Small businesses outline ‘serious concerns’ with stretched apprenticeship budget

The Federation of Small Businesses has raised “serious concerns” about the apprenticeship budget and claims “over a quarter of apprentice employers say reforms have had a negative impact”.

In a report published today called ‘Fit for the future: making the apprenticeship system work for small business’, the membership body seeks to influence the forthcoming spending review with a series of recommendations.

The FSB said the government should ensure that small businesses are not excluded from the apprenticeship system, putting them in control of non-levy apprenticeship funding through the Apprenticeship Service after their migration to the service, which is expected next year.

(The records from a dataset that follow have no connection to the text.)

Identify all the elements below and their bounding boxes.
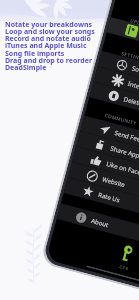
staticText: Song file imports <box>5 49 65 59</box>
staticText: UPGRADE <box>130 17 139 30</box>
button[interactable]: Upgrade to Pro <box>106 17 139 66</box>
staticText: Sound <box>131 63 139 76</box>
button[interactable]: Website <box>68 162 139 211</box>
staticText: Record and notate audio <box>5 34 91 44</box>
staticText: Drag and drop to reorder <box>5 56 93 66</box>
staticText: DeadSimple <box>5 63 47 73</box>
button[interactable]: Share App <box>76 131 139 180</box>
button[interactable]: Interface <box>93 66 139 115</box>
staticText: COMMUNITY <box>104 112 138 126</box>
staticText: Loop and slow your songs <box>5 27 95 37</box>
staticText: About <box>90 216 110 228</box>
staticText: 2.2.6 <box>119 264 130 271</box>
button[interactable]: Delete All <box>89 82 139 130</box>
staticText: iTunes and Apple Music <box>5 41 87 51</box>
staticText: SETTINGS <box>121 50 139 62</box>
staticText: Send Feedback <box>114 128 139 147</box>
staticText: Delete All <box>123 94 139 109</box>
button[interactable]: About <box>56 203 139 252</box>
button[interactable]: Sound <box>97 51 139 100</box>
staticText: Notate your breakdowns <box>5 20 93 30</box>
staticText: Like on Facebook <box>106 159 139 180</box>
staticText: Rate Us <box>97 190 122 204</box>
staticText: Share App <box>110 144 139 159</box>
staticText: Website <box>102 174 127 188</box>
staticText: Interface <box>127 79 139 94</box>
button[interactable]: Like on Facebook <box>72 146 139 195</box>
button[interactable]: Send Feedback <box>80 115 139 164</box>
button[interactable]: Rate Us <box>64 177 139 226</box>
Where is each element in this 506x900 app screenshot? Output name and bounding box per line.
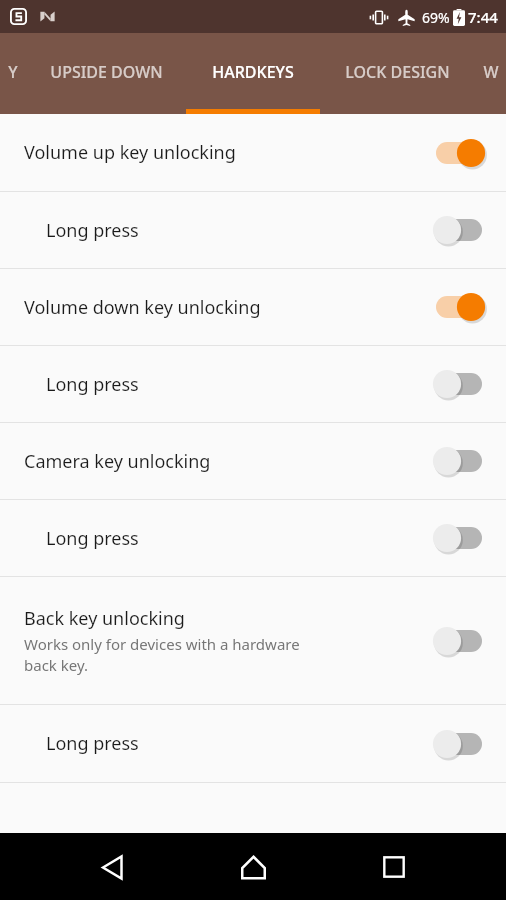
- staticText: Volume down key unlocking: [24, 295, 261, 320]
- staticText: W: [483, 61, 499, 83]
- button[interactable]: Long press: [0, 705, 506, 782]
- staticText: Long press: [46, 526, 139, 551]
- staticText: LOCK DESIGN: [345, 61, 450, 83]
- staticText: UPSIDE DOWN: [50, 61, 163, 83]
- staticText: HARDKEYS: [212, 61, 294, 83]
- button[interactable]: UPSIDE DOWN: [26, 31, 186, 112]
- button[interactable]: Off: [432, 727, 486, 761]
- button[interactable]: Off: [432, 444, 486, 478]
- button[interactable]: LOCK DESIGN: [320, 31, 475, 112]
- button[interactable]: Volume down key unlocking: [0, 269, 506, 345]
- staticText: Long press: [46, 372, 139, 397]
- staticText: 69%: [422, 8, 450, 27]
- button[interactable]: Back key unlocking: [0, 577, 506, 704]
- staticText: Long press: [46, 731, 139, 756]
- staticText: Camera key unlocking: [24, 449, 211, 474]
- button[interactable]: Off: [432, 624, 486, 658]
- button[interactable]: On: [432, 290, 486, 324]
- button[interactable]: Volume up key unlocking: [0, 114, 506, 191]
- staticText: Y: [8, 61, 18, 83]
- button[interactable]: Back: [85, 839, 141, 895]
- staticText: Works only for devices with a hardware b…: [24, 634, 300, 676]
- staticText: Back key unlocking: [24, 606, 185, 631]
- button[interactable]: Long press: [0, 346, 506, 422]
- button[interactable]: Y: [0, 31, 26, 112]
- button[interactable]: Off: [432, 213, 486, 247]
- button[interactable]: Long press: [0, 500, 506, 576]
- button[interactable]: Off: [432, 367, 486, 401]
- button[interactable]: Home: [225, 839, 281, 895]
- staticText: Volume up key unlocking: [24, 140, 236, 165]
- staticText: 7:44: [468, 7, 498, 27]
- button[interactable]: Long press: [0, 192, 506, 268]
- button[interactable]: Off: [432, 521, 486, 555]
- button[interactable]: Recent apps: [366, 839, 422, 895]
- staticText: Long press: [46, 218, 139, 243]
- button[interactable]: HARDKEYS: [186, 31, 320, 112]
- button[interactable]: On: [432, 136, 486, 170]
- button[interactable]: Camera key unlocking: [0, 423, 506, 499]
- button[interactable]: W: [475, 31, 506, 112]
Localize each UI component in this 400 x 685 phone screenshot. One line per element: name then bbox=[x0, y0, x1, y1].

It recommended the government should develop a “matching service” to support levy-paying employers to pass on unused funds to non-levy-paying employers and extend the current £1,000 incentive to those businesses with less than 50 employees who take on apprentices aged 19 to 24 from “selected labour market disadvantaged groups”.

The federation found only 40 per cent of eligible SMEs have received the £1000 incentive for hiring 16 to 18-year-olds, while a third said they were not aware of it.

Moreover, the government should “consider the feasibility of an incentive for start-ups who have never taken on an apprentice” and make training-related travel free for all young apprentices working for employers with less than 50 staff to ensure SMEs, “particularly those located in rural areas”.

The recommendations follow a survey by the FSB of 1,665 small businesses that found 42 per cent of SMEs see recruiting an apprentice the biggest challenge when engaging with apprenticeships, followed by management time this involves (29 per cent) and the 20 per cent off-the-job training (24 percent).

It also found 41 per cent of the businesses surveyed reported an increase in costs related to recruiting and training apprentices since the reforms.

Apprenticeships and skills minister Anne Milton said: “Large businesses can now transfer up to 25 per cent of their levy funds to small employers which will be a fantastic opportunity for smaller business. We are very aware of the support smaller business needs and will continue to work with them so they can take advantage of the fantastic opportunity an apprentice brings to their business.

“We want an apprenticeship system that works for all employers – big and small. Our reforms were designed and driven by businesses of all sizes to make sure apprentices learn the skills employers need. Apprenticeships are now longer, higher-quality, with more off-the-job training and provide for a proper assessment at the end.”

But Mike Cherry, FSB National Chairman, said many small firms are turning away from apprenticeships with some of the 2017 reforms being the cause.

“Changes like the explicit requirement for a minimum of 20 per cent off-the-job training, are causing real headaches,” he said.

While recognising the halving of the co-investment requirement to 5 per cent was a “major step forward” to reduce the cost of apprenticeships, there is a “real concern around the funding black hole” that is likely to hit with a significant overspend expected on the apprenticeship programme by 2021.

“Unless urgent action is taken we are in serious danger of making apprenticeships unaffordable for many of our small firms,” Cherry added.

“If apprenticeships become a privilege only for those that can afford them, we will worsen persistent skills shortages and gaps that are damaging growth and productivity.”

The FSB’s findings follow a National Audit Office report that warned the apprenticeship programme is not financially sustainable after the average cost of training an apprentice hit £9,000, approximately double of what the government predicted in 2015.